Wealthy property owners are fleeing high-tax states like New York, New Jersey, and Connecticut for the Sunshine State, which has no state income or estate tax
Wall Street Journal, by Beth DeCarbo
Taxprof Blog, by Paul Caron
There’s a way for rich homeowners to potentially shave tens of thousands of dollars from their tax bills. They can get that same savings the next year and the following years as well. They can cut their taxes even further after they die. What’s the secret?
Moving to Florida, a state with no income tax or estate tax.
Plenty of millionaires and billionaires have been happy to ditch high-tax states like New York, New Jersey, Connecticut and California. President Donald Trump and Carl Icahn both announced in the fall that they’ll be making Florida their primary residence, joining other high-profile executives like financiers Barry Sternlicht, Eddie Lampert and Paul Tudor Jones.
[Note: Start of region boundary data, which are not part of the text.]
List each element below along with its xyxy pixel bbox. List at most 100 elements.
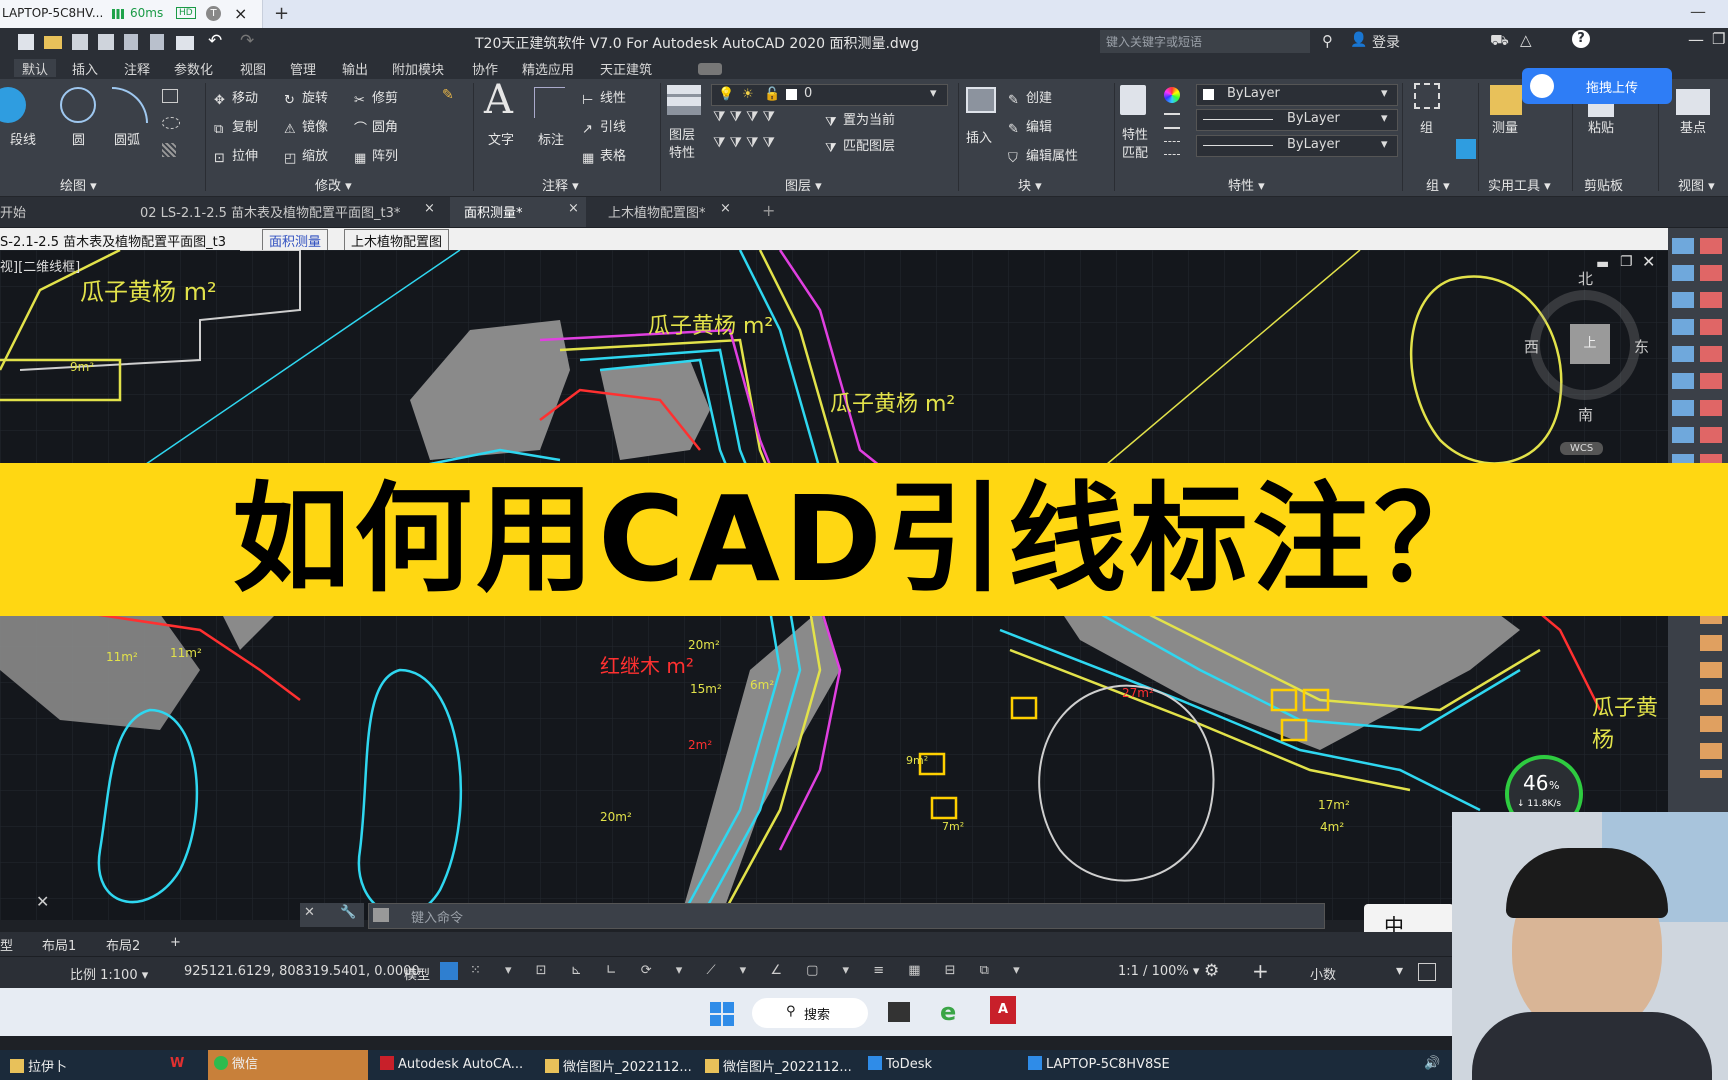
- view-panel-label[interactable]: 视图 ▾: [1678, 175, 1715, 194]
- viewport-close-icon[interactable]: ✕: [1642, 252, 1655, 271]
- lineweight-dropdown[interactable]: ByLayer ▾: [1196, 109, 1398, 131]
- scale-selector[interactable]: 比例 1:100 ▾: [70, 964, 148, 983]
- stretch-button[interactable]: ⊡ 拉伸: [214, 145, 258, 166]
- linear-button[interactable]: ⊢ 线性: [582, 87, 626, 108]
- layout-tab-model[interactable]: 型: [0, 935, 13, 954]
- doc-tab-planting[interactable]: 上木植物配置图* ×: [596, 197, 742, 227]
- edit-attributes-button[interactable]: ⛉ 编辑属性: [1008, 145, 1078, 166]
- fillet-button[interactable]: ⌒ 圆角: [354, 116, 398, 137]
- autocad-icon[interactable]: A: [990, 996, 1016, 1024]
- cart-icon[interactable]: ⛟: [1490, 31, 1509, 51]
- remote-host-tab[interactable]: LAPTOP-5C8HV... 60ms HD T ×: [0, 0, 263, 28]
- minimize-remote-button[interactable]: —: [1690, 2, 1706, 21]
- command-line[interactable]: 键入命令: [368, 903, 1325, 929]
- trim-button[interactable]: ✂ 修剪: [354, 87, 398, 108]
- utilities-panel-label[interactable]: 实用工具 ▾: [1488, 175, 1551, 194]
- tab-view[interactable]: 视图: [240, 59, 266, 78]
- tab-output[interactable]: 输出: [342, 59, 368, 78]
- wps-icon[interactable]: W: [170, 1056, 184, 1071]
- file-tab-planting[interactable]: 上木植物配置图: [344, 229, 450, 252]
- group-panel-label[interactable]: 组 ▾: [1426, 175, 1450, 194]
- close-icon[interactable]: ✕: [36, 892, 49, 911]
- table-button[interactable]: ▦ 表格: [582, 145, 626, 166]
- tab-insert[interactable]: 插入: [72, 59, 98, 78]
- create-block-button[interactable]: ✎ 创建: [1008, 87, 1052, 108]
- wrench-icon[interactable]: 🔧: [340, 905, 356, 920]
- close-icon[interactable]: ×: [568, 201, 579, 216]
- file-tab-area-measure[interactable]: 面积测量: [262, 229, 329, 252]
- viewcube-south[interactable]: 南: [1578, 404, 1593, 425]
- rotate-button[interactable]: ↻ 旋转: [284, 87, 328, 108]
- close-tab-icon[interactable]: ×: [234, 4, 247, 23]
- viewport-restore-icon[interactable]: ❐: [1620, 254, 1633, 270]
- windows-start-icon[interactable]: [710, 1002, 734, 1026]
- circle-button[interactable]: 圆: [72, 129, 85, 148]
- match-properties-button[interactable]: 特性 匹配: [1122, 127, 1148, 163]
- dimension-button[interactable]: 标注: [538, 129, 564, 148]
- grid-toggle-icon[interactable]: [440, 962, 458, 980]
- print-icon[interactable]: [176, 36, 194, 50]
- close-command-icon[interactable]: ✕: [304, 905, 315, 920]
- modify-panel-label[interactable]: 修改 ▾: [315, 175, 352, 194]
- viewcube-west[interactable]: 西: [1524, 336, 1539, 357]
- add-layout-button[interactable]: +: [170, 935, 181, 950]
- measure-button[interactable]: 测量: [1492, 117, 1518, 136]
- task-view-icon[interactable]: [888, 1002, 910, 1022]
- save-as-icon[interactable]: [98, 34, 114, 50]
- window-restore-icon[interactable]: ❐: [1712, 30, 1725, 48]
- draw-panel-label[interactable]: 绘图 ▾: [60, 175, 97, 194]
- erase-icon[interactable]: ✎: [442, 87, 454, 103]
- model-space-toggle[interactable]: 模型: [404, 964, 430, 983]
- user-icon[interactable]: 👤: [1350, 32, 1367, 48]
- wcs-menu[interactable]: WCS: [1560, 442, 1604, 455]
- copy-button[interactable]: ⧉ 复制: [214, 116, 258, 137]
- mirror-button[interactable]: ⚠ 镜像: [284, 116, 328, 137]
- match-layer-button[interactable]: ⧩ 匹配图层: [825, 135, 895, 156]
- taskbar-item-autocad[interactable]: Autodesk AutoCA...: [380, 1056, 523, 1072]
- taskbar-item-image1[interactable]: 微信图片_2022112...: [545, 1056, 692, 1075]
- paste-button[interactable]: 粘贴: [1588, 117, 1614, 136]
- doc-tab-start[interactable]: 开始: [0, 202, 26, 221]
- annotation-panel-label[interactable]: 注释 ▾: [542, 175, 579, 194]
- polyline-button[interactable]: 段线: [10, 129, 36, 148]
- group-select-icon[interactable]: [1456, 139, 1476, 159]
- rectangle-icon[interactable]: [162, 89, 178, 103]
- undo-icon[interactable]: ↶: [208, 31, 222, 51]
- annotation-scale[interactable]: 1:1 / 100% ▾: [1118, 964, 1199, 979]
- open-icon[interactable]: [44, 36, 62, 49]
- layers-panel-label[interactable]: 图层 ▾: [785, 175, 822, 194]
- taskbar-item-wechat[interactable]: 微信: [208, 1050, 368, 1080]
- viewport-minimize-icon[interactable]: ▬: [1596, 256, 1609, 272]
- viewcube-north[interactable]: 北: [1578, 268, 1593, 289]
- customize-icon[interactable]: [1418, 963, 1436, 981]
- layer-dropdown[interactable]: 💡 ☀ 🔓 0 ▾: [711, 84, 948, 106]
- layer-tools-row2[interactable]: ⧩⧩⧩⧩: [713, 135, 779, 151]
- block-panel-label[interactable]: 块 ▾: [1018, 175, 1042, 194]
- linetype-dropdown[interactable]: ByLayer ▾: [1196, 135, 1398, 157]
- clipboard-panel-label[interactable]: 剪贴板: [1584, 175, 1623, 194]
- tab-tangent[interactable]: 天正建筑: [600, 59, 652, 78]
- publish-icon[interactable]: [150, 34, 164, 50]
- volume-icon[interactable]: 🔊: [1424, 1056, 1440, 1071]
- drafting-toggles[interactable]: ⁙ ▾ ⊡ ⊾ ∟ ⟳ ▾ ⟋ ▾ ∠ ▢ ▾ ≡ ▦ ⊟ ⧉ ▾: [470, 963, 1030, 981]
- base-view-button[interactable]: 基点: [1680, 117, 1706, 136]
- login-link[interactable]: 登录: [1372, 32, 1400, 52]
- autodesk-a360-icon[interactable]: △: [1520, 31, 1532, 49]
- arc-button[interactable]: 圆弧: [114, 129, 140, 148]
- array-button[interactable]: ▦ 阵列: [354, 145, 398, 166]
- plot-icon[interactable]: [124, 34, 138, 50]
- chevron-down-icon[interactable]: ▾: [1396, 963, 1403, 979]
- ellipse-icon[interactable]: [162, 117, 180, 129]
- close-icon[interactable]: ×: [424, 201, 435, 216]
- layer-properties-button[interactable]: 图层 特性: [669, 127, 695, 163]
- file-tab-plan[interactable]: S-2.1-2.5 苗木表及植物配置平面图_t3: [0, 231, 226, 250]
- text-button[interactable]: 文字: [488, 129, 514, 148]
- viewport-label[interactable]: 视][二维线框]: [0, 256, 80, 275]
- ie-icon[interactable]: e: [940, 998, 956, 1026]
- new-doc-tab-button[interactable]: +: [762, 201, 775, 220]
- redo-icon[interactable]: ↷: [240, 31, 254, 51]
- move-button[interactable]: ✥ 移动: [214, 87, 258, 108]
- insert-button[interactable]: 插入: [966, 127, 992, 146]
- help-icon[interactable]: ?: [1572, 30, 1590, 48]
- color-dropdown[interactable]: ByLayer ▾: [1196, 84, 1398, 106]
A New York couple filing jointly with $5 million in taxable income would save $394,931 in state income taxes by moving to Florida, according to Taryn Goldstein, head of Florida’s state and local tax practice for BDO USA, an accounting firm that provides tax services and financial advice. If they had moved from Boston, they’d save $252,500; from Greenwich, Conn., they’d knock $342,700 off their tax bill.
Escaping state income taxes is a big part of the reason, but the federal Tax Cuts and Jobs Act of 2017 also plays a role. The law limits deductions on state and local taxes as well as the mortgage-interest deduction on federal tax returns. Factor in Florida’s lower cost of living relative to high-tax states, and the decision to move gets even easier.